Paris, 9 April 2014
Enhancing global nuclear safety was the focus of an international conference held on 8 April 2014 in Tokyo, Japan, by the Nuclear Energy Agency (NEA) of the Organisation for Economic Co-operation and Development (OECD), in co-operation with the Nuclear Regulation Authority (NRA) of Japan.
High-level experts from nuclear regulatory authorities in France, Japan, Korea, Russia and the United States reviewed international developments in nuclear safety since the Fukushima Daiichi nuclear power plant accident in March 2011, as the international community works to strengthen nuclear safety at the global level. Speakers also included experts from the OECD/NEA and the International Atomic Energy Agency (IAEA).
OECD Secretary-General Angel Gurría spoke about sound energy policies for economic and social development and insisted on very high levels of safety as the first condition for using nuclear power. NRA Chairman, Dr. Shunichi Tanaka also stressed the importance of the independence, technical capability and transparency of the regulatory authorities, as well as a strong safety culture.
Dr. Tanaka indicated that 17 nuclear power reactors were currently being reviewed by the NRA based on new regulatory requirements in order to determine their suitability for restart. He also noted that new guidelines for emergency preparedness and response were being developed.
NEA Director-General Luis Echávarri highlighted the role of international co-operation, noting that, "A little more than three years after the Fukushima Daiichi nuclear power plant accident, the NEA continues to assist the authorities of Japan in their nuclear safety and recovery efforts as well as to facilitate international co-operation on nuclear safety and radiological protection." Through this co-operation, nuclear safety can be further enhanced worldwide, thus enabling countries that wish to do so to make use of low-carbon, baseload nuclear energy supplies.
Conference participants discussed in detail various elements for improving nuclear regulatory regimes, a key aspect of ensuring that nuclear power plants are operated safely and prepared for extreme events.

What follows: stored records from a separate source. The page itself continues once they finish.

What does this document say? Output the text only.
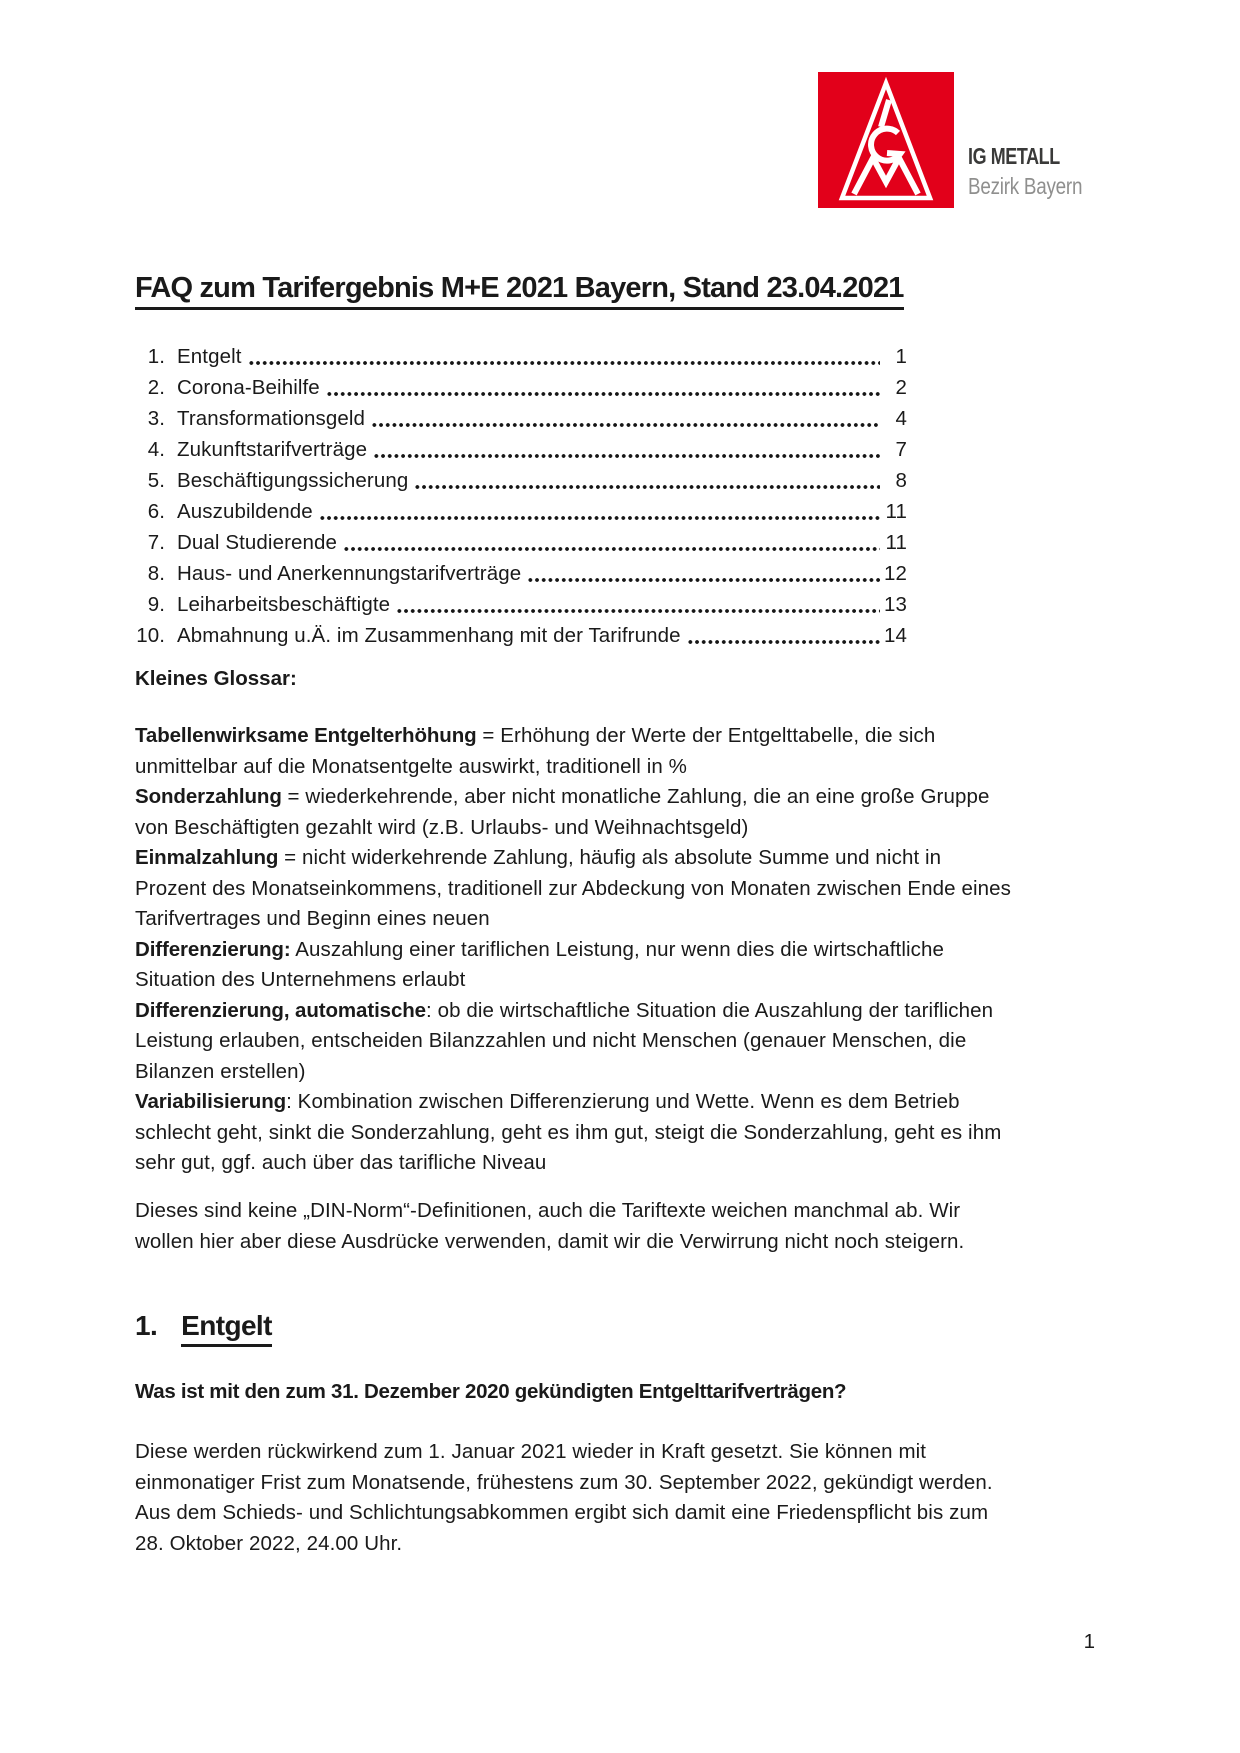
IG METALL
Bezirk Bayern
FAQ zum Tarifergebnis M+E 2021 Bayern, Stand 23.04.2021
1. Entgelt	1
2. Corona-Beihilfe	2
3. Transformationsgeld	4
4. Zukunftstarifverträge	7
5. Beschäftigungssicherung	8
6. Auszubildende	11
7. Dual Studierende	11
8. Haus- und Anerkennungstarifverträge	12
9. Leiharbeitsbeschäftigte	13
10. Abmahnung u.Ä. im Zusammenhang mit der Tarifrunde	14
Kleines Glossar:

Tabellenwirksame Entgelterhöhung = Erhöhung der Werte der Entgelttabelle, die sich
unmittelbar auf die Monatsentgelte auswirkt, traditionell in %

Sonderzahlung = wiederkehrende, aber nicht monatliche Zahlung, die an eine große Gruppe
von Beschäftigten gezahlt wird (z.B. Urlaubs- und Weihnachtsgeld)

Einmalzahlung = nicht widerkehrende Zahlung, häufig als absolute Summe und nicht in
Prozent des Monatseinkommens, traditionell zur Abdeckung von Monaten zwischen Ende eines
Tarifvertrages und Beginn eines neuen

Differenzierung: Auszahlung einer tariflichen Leistung, nur wenn dies die wirtschaftliche
Situation des Unternehmens erlaubt

Differenzierung, automatische: ob die wirtschaftliche Situation die Auszahlung der tariflichen
Leistung erlauben, entscheiden Bilanzzahlen und nicht Menschen (genauer Menschen, die
Bilanzen erstellen)

Variabilisierung: Kombination zwischen Differenzierung und Wette. Wenn es dem Betrieb
schlecht geht, sinkt die Sonderzahlung, geht es ihm gut, steigt die Sonderzahlung, geht es ihm
sehr gut, ggf. auch über das tarifliche Niveau

Dieses sind keine „DIN-Norm“-Definitionen, auch die Tariftexte weichen manchmal ab. Wir
wollen hier aber diese Ausdrücke verwenden, damit wir die Verwirrung nicht noch steigern.
1. Entgelt
Was ist mit den zum 31. Dezember 2020 gekündigten Entgelttarifverträgen?
Diese werden rückwirkend zum 1. Januar 2021 wieder in Kraft gesetzt. Sie können mit
einmonatiger Frist zum Monatsende, frühestens zum 30. September 2022, gekündigt werden.
Aus dem Schieds- und Schlichtungsabkommen ergibt sich damit eine Friedenspflicht bis zum
28. Oktober 2022, 24.00 Uhr.
1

The OECD/NEA international conference on global nuclear safety enhancement is the latest initiative by the NEA to consolidate international knowledge and expertise in the field of nuclear safety and to evaluate lessons learnt from recent experience. In 2013, the Agency produced the comprehensive report, The Fukushima Daiichi Nuclear Power Plant Accident: OECD/NEA Nuclear Safety Response and Lessons Learnt.